My New Hero
I don't even know my new hero's name. She isn't a famous movie star or a politician. Actually, I’ve only met my hero once, serving coffee at the Second Cup where she works.
But she's my hero anyway, because like all heroes, this big hearted barista had a mission: to put a smile on everyone's face. I had run into her cafe hurried and stressed, looking for a quick caffeine fix between meetings; and to be honest, like most other customers, I was a lot less congenial than I should have been. Yet this woman accepted my order gracefully, and with just a few kind words managed to make me smile. This hero had made a difference in my day; and she certainly makes a daily difference in the lives of her customers as well.
Now, calling this cheerful coffee salesclerk a “hero” might seem like a gross exaggeration to you; but I am dead serious about what I’m saying. Yes, I’m sure you agree with the Mishna in Pirkei Avot that we should greet people with a pleasant face; after all, that’s how our mothers raised us. But frankly, there’s a lot more than manners at stake here.
Smiles are in short supply nowadays. People are far more busy and stressed than they were fifty years ago. (Why that is is a topic for another time). Socially, we are cut off from everyone except for those who are closest to us. True “neighbourhoods”, where people actually know their neighbours, no longer exist. Even in the suburbs, people are unable to name most of their neighbours; people may live next door to each other, but they aren’t next door neighbours.
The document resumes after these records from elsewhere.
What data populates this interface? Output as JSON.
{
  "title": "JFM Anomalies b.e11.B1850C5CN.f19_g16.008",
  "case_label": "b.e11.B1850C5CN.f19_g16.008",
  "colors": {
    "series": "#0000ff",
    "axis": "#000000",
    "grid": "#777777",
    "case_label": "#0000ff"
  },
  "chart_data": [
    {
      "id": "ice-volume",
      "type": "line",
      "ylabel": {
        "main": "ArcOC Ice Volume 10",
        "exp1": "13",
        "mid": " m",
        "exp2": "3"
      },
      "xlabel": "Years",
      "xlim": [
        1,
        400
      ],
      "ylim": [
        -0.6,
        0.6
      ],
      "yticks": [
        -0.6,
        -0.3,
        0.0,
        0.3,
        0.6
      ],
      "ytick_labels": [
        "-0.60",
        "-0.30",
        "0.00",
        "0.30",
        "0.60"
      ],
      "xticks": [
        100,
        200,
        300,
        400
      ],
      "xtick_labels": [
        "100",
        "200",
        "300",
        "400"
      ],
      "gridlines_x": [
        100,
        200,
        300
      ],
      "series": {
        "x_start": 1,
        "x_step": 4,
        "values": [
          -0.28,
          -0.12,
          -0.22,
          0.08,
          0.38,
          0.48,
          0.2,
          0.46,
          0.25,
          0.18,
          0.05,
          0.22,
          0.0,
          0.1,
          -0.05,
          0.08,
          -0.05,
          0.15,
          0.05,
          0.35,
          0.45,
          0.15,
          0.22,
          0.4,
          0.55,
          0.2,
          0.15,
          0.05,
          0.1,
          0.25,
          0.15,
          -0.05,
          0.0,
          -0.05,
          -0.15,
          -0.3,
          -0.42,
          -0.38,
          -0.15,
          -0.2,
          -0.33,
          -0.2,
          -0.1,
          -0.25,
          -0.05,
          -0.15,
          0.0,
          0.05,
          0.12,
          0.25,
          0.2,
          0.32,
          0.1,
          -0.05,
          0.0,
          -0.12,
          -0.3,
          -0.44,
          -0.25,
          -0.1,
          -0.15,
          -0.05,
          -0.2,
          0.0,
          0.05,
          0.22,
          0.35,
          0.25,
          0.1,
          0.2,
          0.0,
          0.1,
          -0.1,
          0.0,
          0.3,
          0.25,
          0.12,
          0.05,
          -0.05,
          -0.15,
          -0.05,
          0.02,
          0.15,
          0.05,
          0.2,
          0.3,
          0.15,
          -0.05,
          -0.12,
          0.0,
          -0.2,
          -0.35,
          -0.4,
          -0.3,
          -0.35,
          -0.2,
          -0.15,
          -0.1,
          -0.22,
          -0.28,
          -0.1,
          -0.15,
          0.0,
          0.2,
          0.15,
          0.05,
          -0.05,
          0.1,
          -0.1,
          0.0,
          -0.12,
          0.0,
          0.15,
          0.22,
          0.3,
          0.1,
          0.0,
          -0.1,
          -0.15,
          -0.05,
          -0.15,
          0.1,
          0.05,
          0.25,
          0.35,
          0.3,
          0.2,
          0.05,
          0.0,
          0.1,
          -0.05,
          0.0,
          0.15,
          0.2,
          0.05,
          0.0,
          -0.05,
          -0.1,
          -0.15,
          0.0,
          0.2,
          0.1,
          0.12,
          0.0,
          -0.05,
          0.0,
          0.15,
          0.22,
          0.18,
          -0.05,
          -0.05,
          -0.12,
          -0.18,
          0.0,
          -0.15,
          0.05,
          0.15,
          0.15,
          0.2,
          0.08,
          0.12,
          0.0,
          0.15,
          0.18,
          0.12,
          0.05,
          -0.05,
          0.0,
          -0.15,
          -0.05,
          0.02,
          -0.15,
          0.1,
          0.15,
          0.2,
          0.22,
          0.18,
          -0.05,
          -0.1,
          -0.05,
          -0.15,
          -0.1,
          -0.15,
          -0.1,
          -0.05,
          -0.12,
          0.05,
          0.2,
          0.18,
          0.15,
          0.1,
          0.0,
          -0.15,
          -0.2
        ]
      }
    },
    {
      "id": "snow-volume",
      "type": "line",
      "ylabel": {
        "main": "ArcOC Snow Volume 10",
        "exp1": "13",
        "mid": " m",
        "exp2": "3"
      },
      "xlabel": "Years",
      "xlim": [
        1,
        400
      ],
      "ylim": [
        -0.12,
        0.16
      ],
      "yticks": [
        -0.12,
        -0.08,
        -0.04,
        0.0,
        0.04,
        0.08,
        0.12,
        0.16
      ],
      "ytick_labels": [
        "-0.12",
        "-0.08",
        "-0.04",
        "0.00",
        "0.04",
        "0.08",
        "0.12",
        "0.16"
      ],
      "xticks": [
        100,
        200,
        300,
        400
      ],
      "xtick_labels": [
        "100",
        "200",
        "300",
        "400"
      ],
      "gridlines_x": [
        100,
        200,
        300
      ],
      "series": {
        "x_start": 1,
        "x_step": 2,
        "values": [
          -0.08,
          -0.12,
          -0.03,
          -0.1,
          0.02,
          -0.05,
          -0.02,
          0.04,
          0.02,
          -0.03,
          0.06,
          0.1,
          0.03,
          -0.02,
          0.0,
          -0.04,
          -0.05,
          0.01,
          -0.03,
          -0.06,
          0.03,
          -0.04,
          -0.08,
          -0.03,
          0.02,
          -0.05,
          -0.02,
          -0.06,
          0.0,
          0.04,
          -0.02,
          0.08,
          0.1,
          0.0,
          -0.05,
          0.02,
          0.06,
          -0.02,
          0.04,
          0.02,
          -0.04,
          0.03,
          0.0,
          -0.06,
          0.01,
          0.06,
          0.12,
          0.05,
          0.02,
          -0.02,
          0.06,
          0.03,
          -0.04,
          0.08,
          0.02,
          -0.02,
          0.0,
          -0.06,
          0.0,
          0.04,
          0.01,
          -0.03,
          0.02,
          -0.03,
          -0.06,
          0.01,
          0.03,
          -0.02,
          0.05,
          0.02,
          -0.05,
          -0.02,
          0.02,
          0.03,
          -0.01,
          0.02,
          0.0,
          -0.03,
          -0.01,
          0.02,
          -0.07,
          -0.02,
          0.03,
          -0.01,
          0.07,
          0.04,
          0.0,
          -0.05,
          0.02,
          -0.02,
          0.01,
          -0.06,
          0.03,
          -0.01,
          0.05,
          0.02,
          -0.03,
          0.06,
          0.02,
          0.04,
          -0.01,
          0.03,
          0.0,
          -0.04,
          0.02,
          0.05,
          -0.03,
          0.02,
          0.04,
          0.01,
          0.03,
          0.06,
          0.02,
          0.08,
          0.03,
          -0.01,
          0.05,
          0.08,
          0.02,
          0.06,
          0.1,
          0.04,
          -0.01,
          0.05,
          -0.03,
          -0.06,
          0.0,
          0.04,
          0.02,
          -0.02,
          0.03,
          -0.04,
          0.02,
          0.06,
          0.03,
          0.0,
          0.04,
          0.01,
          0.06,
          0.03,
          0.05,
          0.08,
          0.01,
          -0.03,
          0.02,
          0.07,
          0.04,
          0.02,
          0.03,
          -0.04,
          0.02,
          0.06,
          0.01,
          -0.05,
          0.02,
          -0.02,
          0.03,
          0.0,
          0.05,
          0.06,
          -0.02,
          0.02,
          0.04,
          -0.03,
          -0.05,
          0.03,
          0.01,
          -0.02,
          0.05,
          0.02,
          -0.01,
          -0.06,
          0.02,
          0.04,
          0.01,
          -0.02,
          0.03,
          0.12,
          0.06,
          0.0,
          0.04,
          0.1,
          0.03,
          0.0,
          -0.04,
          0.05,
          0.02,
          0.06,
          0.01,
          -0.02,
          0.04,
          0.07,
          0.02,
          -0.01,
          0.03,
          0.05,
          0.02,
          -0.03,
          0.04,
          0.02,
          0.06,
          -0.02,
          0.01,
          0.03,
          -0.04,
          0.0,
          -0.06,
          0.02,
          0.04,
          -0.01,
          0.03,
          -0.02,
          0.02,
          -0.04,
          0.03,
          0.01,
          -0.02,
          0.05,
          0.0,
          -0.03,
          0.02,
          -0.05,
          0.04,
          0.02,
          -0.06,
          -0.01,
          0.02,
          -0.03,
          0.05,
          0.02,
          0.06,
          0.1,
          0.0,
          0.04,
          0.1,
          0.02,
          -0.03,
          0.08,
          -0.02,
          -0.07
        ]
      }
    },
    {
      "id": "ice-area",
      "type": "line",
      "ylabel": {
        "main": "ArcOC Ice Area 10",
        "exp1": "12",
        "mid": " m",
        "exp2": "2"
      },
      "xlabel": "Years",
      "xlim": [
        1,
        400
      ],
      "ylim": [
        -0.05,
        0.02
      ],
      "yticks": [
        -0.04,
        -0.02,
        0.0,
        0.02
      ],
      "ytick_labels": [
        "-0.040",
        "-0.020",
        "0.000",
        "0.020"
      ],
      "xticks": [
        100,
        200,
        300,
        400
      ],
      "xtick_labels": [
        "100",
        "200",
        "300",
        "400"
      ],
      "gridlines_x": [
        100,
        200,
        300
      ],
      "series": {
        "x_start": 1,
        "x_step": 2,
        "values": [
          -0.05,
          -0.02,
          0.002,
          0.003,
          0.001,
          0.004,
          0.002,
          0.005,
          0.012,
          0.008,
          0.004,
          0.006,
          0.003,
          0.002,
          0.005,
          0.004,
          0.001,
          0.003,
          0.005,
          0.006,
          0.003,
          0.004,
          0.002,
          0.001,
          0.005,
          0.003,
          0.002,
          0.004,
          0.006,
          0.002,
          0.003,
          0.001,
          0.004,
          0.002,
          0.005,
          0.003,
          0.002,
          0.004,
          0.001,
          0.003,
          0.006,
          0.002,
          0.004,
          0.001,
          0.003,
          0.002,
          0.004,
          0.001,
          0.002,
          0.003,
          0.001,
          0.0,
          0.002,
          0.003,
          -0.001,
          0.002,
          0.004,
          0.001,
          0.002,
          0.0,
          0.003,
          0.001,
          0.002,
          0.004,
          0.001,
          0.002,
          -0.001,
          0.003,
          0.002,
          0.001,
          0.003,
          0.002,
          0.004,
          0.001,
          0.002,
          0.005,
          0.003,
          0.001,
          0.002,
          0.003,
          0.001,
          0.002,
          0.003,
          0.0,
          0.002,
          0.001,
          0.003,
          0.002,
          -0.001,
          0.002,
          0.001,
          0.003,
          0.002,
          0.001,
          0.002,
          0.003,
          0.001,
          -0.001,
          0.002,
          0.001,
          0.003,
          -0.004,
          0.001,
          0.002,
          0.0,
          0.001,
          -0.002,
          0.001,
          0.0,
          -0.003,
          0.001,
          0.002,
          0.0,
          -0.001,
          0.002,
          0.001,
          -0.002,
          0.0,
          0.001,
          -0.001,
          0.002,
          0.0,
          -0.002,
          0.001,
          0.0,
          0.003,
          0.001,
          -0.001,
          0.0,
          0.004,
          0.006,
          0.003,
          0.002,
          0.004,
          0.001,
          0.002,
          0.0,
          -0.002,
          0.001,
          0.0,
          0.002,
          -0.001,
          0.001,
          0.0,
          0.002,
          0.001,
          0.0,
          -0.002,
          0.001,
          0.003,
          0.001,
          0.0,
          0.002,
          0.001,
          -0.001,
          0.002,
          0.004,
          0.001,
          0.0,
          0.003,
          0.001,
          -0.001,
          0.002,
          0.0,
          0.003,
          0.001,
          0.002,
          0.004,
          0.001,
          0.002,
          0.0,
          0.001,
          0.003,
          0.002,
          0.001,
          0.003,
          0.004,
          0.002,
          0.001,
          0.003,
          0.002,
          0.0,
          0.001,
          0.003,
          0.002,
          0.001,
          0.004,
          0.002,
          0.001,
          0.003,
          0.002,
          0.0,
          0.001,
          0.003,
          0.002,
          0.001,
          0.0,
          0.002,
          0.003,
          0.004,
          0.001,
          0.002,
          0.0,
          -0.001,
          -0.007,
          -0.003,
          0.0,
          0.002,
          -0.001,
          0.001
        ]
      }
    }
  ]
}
We have retreated into well insulated cocoons, entertained by the flickering screens of the electronic age, communicating virtually with virtually everyone, but truly knowing virtually no one. True community spirit, with a sense of being connected to those who surround us, has disappeared nearly everywhere.
Along with the collapse of community has come the collapse of civility. There’s simply no time to say hello; after all, we have to get down to business. People chatter away on cellphones while standing on line, and the polite banter of strangers only occurs when two people are simultaneously between calls. E-mail is even worse; the linguistic structure of e-mail has the ambience of firefighters shouting to each other during a four alarm fire. Greetings, even first names, are omitted, leaving only a blunt request, sometimes delivered in caps, demanding of us to “CALL JIM NOW”. Frankly, we are stretching the social fabric a bit too thin, and we are witnessing an epidemic of grumpiness.
And grumpiness makes a difference. I remember being stunned when a former Member of Parliament, discussing his life in politics, told me that at times legislation, even the course of governments, are deeply affected by the moods of the leaders. A Prime Minister arrives one morning in foul mood because he had a fight with his wife, and all of a sudden, initiatives are upended, ministers are demoted. Grumpiness is not just a mood; it can change history. And much like the famed “butterfly effect”, (that a butterfly flapping its wings can change to course of the weather) a simple lack of civility can have far reaching consequences as well.
And that’s why this barista is my hero. By putting a smile on the faces of her customers, she has pushed back against the impolite and impersonal. And with her cheerful countenance, she has made difference; after all, even one smile can create a hurricane of kindness.